Días después de que se cayeran las Torres Gemelas, un analista norteamericano aseguraba que los habitantes de la Gran Manzana, que habitualmente se ignoraban en la calle, habían comenzado a mirarse a los ojos cuando se cruzaban. Que la tragedia los había hermanado.

Salvando las distancias, físicas y temporales, incluso el hecho de que lo ocurrido en el norte fue un atentado y lo registrado en la ciudad parece oscilar entre la negligencia y la impericia, creo que los rosarinos hemos logrado en estos días posteriores a la tragedia una increíble comunión.

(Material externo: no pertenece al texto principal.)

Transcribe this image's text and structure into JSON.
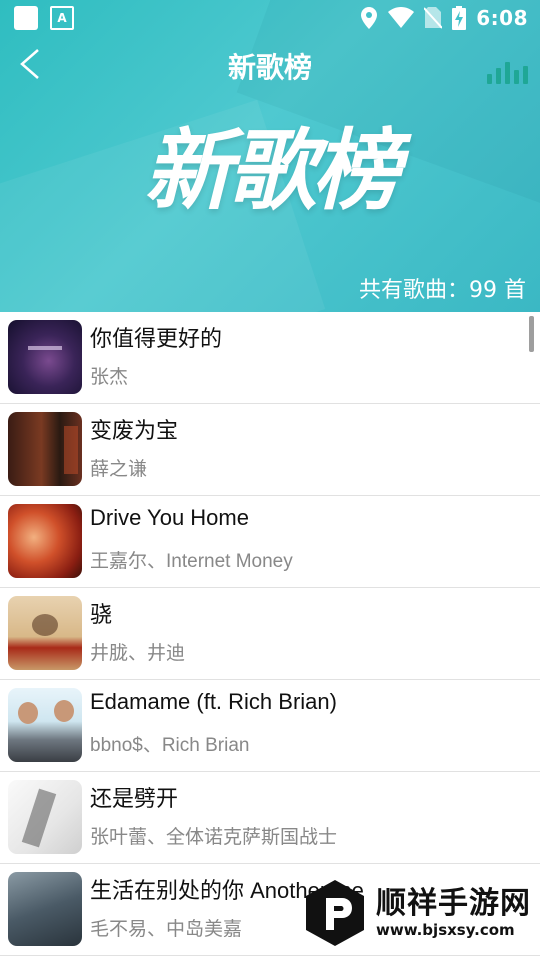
{
  "status_bar": {
    "time": "6:08",
    "a_glyph": "A"
  },
  "header": {
    "title": "新歌榜",
    "banner_text": "新歌榜",
    "song_count": "共有歌曲：99 首",
    "colors": {
      "gradient_start": "#2fbdc0",
      "gradient_end": "#3bb8c4",
      "eq_icon": "#1fa796"
    }
  },
  "songs": [
    {
      "title": "你值得更好的",
      "artist": "张杰"
    },
    {
      "title": "变废为宝",
      "artist": "薛之谦"
    },
    {
      "title": "Drive You Home",
      "artist": "王嘉尔、Internet Money"
    },
    {
      "title": "骁",
      "artist": "井胧、井迪"
    },
    {
      "title": "Edamame (ft. Rich Brian)",
      "artist": "bbno$、Rich Brian"
    },
    {
      "title": "还是劈开",
      "artist": "张叶蕾、全体诺克萨斯国战士"
    },
    {
      "title": "生活在别处的你 Another me",
      "artist": "毛不易、中岛美嘉"
    }
  ],
  "watermark": {
    "name": "顺祥手游网",
    "url": "www.bjsxsy.com"
  }
}
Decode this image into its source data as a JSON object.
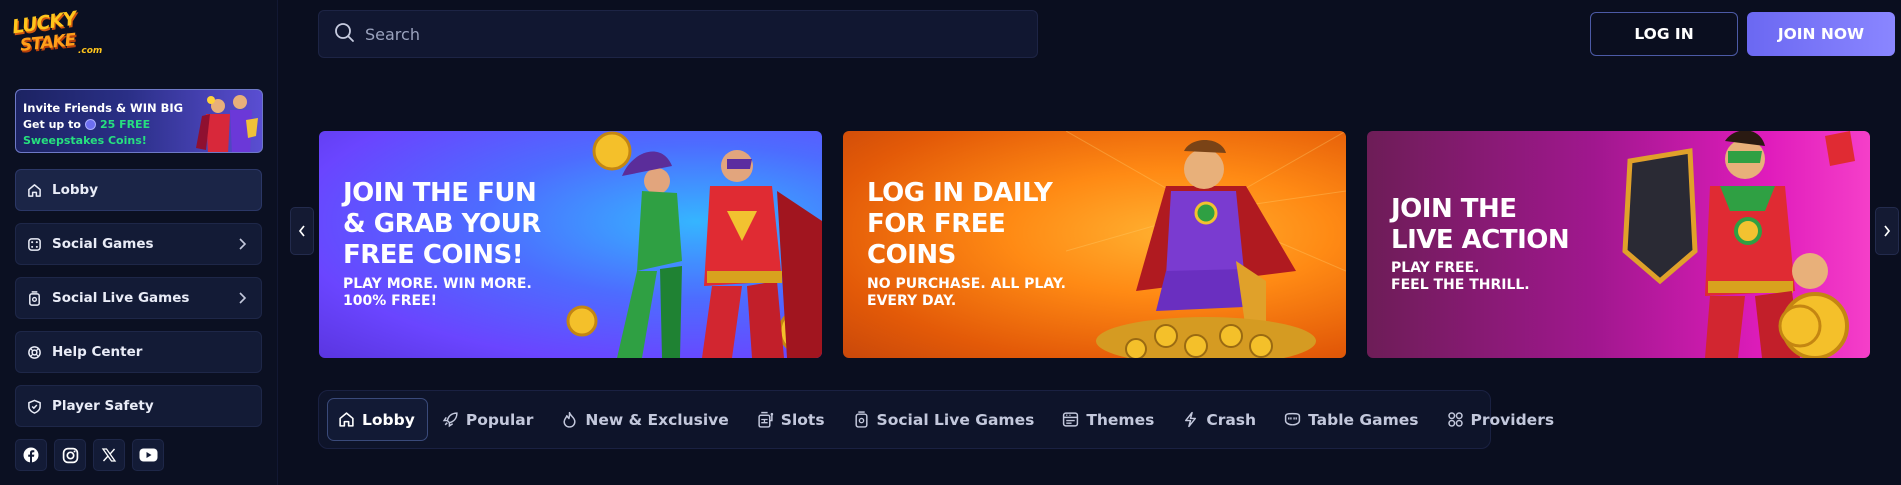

El shock inicial nos dejó mudos. Fue "una bomba", como describieron testigos lo ocurrido, en una ciudad que jamás ha estado en guerra. En una ciudad acostumbrada a ver catástrofes en lugares lejanos, por televisión.

Rosario no es una gran metrópoli, tampoco un pueblo. Es, precisamente, su escala humana lo que la hace tan especial. Todos hemos pasado alguna vez por Oroño y Salta. El que no ha salido a trotar por el bulevar ha pasado con su bicicleta por la calle que la cruza o ha estacionado incómodamente en su margen izquierda. Seguramente hemos ido a comprar a La Gallega ubicada al lado del edificio de la tragedia, conocemos a la peluquera de la zona o hemos tomado un café en alguno de los bares de las inmediaciones.

Por estas horas, todos tenemos un amigo, un familiar, un compañero de trabajo o una ex compañera de colegio que está lamentando una pérdida o sufre por no conocer el paradero de un ser querido. Sabemos que fue una lotería del destino, que nos podría haber pasado a nosotros. Todos nos sentimos, de algún modo, sobrevivientes.

Los que vivimos en edificio miramos nuestros hogares con ojos diferentes. E incluso los que viven en casas revisan dos veces que esté cerrada la llave de gas antes de irse a dormir. Esa inquietud, esa imposibilidad de quedarnos quietos, nos hace también ser solidarios, armar paquetes para donar ropa que no usamos y llevar medialunas a los rescatistas que trabajan sin descanso en la zona de la tragedia. Visitamos diarios digitales y redes sociales con insistencia, dejamos prendidos la tele y la radio aún cuando no hay allí novedades.

Desespera no poder hacer más. La tristeza invade calles, hogares, escuelas, taxis, negocios, se cuela en cada conversación y nos acompaña incluso al irnos a dormir. Pero, a la vez, el infierno que viven familiares y amigos de víctimas y desaparecidos relativiza los propios dolores y nos hace valorar más lo que tenemos. Hace que el abrazo antes de salir a trabajar dure un poco más. Hace que volvamos a mirarnos a los ojos cuando nos cruzamos en la calle.